The Euler equation is the first-order condition for optimal consumption over time: the marginal rate of substitution between current and future consumption must equal the intertemporal price (1 plus the real interest rate). This equation shows that consumption growth is determined by the real interest rate and the household's willingness to substitute consumption across time periods. The Euler equation is the backbone of modern macro models, linking macroeconomic outcomes to household preferences and financial conditions.

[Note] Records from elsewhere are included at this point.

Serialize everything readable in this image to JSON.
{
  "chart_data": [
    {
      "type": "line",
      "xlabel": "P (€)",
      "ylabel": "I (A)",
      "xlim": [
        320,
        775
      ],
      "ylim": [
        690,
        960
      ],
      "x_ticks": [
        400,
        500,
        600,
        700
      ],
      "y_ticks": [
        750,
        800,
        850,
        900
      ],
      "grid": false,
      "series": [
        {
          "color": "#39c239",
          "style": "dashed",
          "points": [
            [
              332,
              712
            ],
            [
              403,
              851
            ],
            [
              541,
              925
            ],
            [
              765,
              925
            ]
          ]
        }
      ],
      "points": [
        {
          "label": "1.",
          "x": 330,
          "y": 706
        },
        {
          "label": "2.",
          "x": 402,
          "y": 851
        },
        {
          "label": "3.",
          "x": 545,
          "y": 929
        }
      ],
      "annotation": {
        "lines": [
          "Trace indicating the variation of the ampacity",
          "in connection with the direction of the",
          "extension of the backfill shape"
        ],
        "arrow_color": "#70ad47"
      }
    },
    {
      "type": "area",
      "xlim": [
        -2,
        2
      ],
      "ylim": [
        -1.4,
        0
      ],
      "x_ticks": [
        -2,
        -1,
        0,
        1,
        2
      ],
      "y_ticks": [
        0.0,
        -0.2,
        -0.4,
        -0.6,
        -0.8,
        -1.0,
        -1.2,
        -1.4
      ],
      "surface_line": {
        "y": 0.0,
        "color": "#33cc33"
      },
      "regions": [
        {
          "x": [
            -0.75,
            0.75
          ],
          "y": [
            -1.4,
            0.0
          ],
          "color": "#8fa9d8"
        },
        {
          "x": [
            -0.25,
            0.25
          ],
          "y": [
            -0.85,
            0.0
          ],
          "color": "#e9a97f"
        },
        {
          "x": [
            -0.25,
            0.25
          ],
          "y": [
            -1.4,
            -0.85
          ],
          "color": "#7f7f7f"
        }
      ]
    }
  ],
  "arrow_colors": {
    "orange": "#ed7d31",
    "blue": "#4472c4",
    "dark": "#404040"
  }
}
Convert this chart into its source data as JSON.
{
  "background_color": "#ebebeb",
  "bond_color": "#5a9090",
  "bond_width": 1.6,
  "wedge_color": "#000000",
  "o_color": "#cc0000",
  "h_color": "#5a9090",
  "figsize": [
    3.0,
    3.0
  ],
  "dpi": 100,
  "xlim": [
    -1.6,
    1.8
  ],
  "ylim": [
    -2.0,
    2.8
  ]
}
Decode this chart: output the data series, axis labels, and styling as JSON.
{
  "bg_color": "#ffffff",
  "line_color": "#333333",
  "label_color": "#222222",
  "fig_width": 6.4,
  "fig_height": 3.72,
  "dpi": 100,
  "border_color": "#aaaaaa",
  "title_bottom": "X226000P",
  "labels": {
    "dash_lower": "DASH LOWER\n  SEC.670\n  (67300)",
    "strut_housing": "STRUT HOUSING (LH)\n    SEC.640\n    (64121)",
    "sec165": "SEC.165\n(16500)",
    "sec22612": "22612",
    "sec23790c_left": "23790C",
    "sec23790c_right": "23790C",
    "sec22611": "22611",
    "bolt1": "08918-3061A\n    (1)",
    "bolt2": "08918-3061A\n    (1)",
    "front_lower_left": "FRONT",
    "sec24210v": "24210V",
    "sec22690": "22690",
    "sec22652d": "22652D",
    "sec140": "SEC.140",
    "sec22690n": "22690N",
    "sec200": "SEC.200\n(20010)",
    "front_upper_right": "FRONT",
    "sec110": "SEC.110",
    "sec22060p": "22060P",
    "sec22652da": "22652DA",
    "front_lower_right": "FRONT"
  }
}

From your work on household optimization and Lagrange multipliers, you know how to set up a constrained maximization problem and derive first-order conditions. The Euler equation is what you get when you apply that machinery to a household choosing how much to consume today versus tomorrow, subject to a budget constraint that allows saving and borrowing at the real interest rate r. The household maximizes lifetime utility — say, u(c₁) + β·u(c₂) for two periods, where β is the discount factor reflecting impatience — subject to the constraint that the present value of consumption equals the present value of income.
Taking the first-order conditions with respect to consumption in each period and combining them yields the Euler equation: u'(c_t) = β·(1+r)·u'(c_{t+1}). In words, the marginal utility of consuming one more dollar today must equal the discounted marginal utility of saving that dollar, earning interest, and consuming it tomorrow. If the left side were larger — consuming today gives more marginal utility than the best use of the money tomorrow — the household should consume more today and save less. If the right side were larger, the household should save more. At the optimum, the household is indifferent at the margin between consuming now and consuming later, which is exactly what the equation says.
The Euler equation reveals what drives consumption growth. With the common CRRA utility function u(c) = c^(1-σ)/(1-σ), the equation simplifies to c_{t+1}/c_t = [β·(1+r)]^(1/σ). This says consumption grows when the real interest rate exceeds the household's rate of time preference (embedded in β), and the elasticity of intertemporal substitution (1/σ) controls how responsive consumption growth is to interest rate changes. When σ is small, households willingly shift consumption across time in response to interest rate incentives — they are flexible substituters. When σ is large, households strongly prefer smooth consumption and barely respond to interest rate changes. This single parameter governs how aggressively households tilt their consumption path toward the future when returns to saving are high.
What makes the Euler equation so powerful in macroeconomics is that it holds in every period and under uncertainty (with expectations operators), providing a tight discipline on consumption dynamics without requiring you to solve for the entire consumption path at once. It says nothing directly about the level of consumption — that comes from the budget constraint — but it pins down the rate of change. This is why the Euler equation appears in virtually every modern macro model: the New Keynesian IS curve is a linearized Euler equation, the Ramsey growth model's dynamics are driven by it, and asset pricing models use it to link consumption growth to expected returns. Once you internalize that households optimize at the margin between present and future consumption, the Euler equation becomes the workhorse condition connecting interest rates, patience, risk aversion, and macroeconomic dynamics.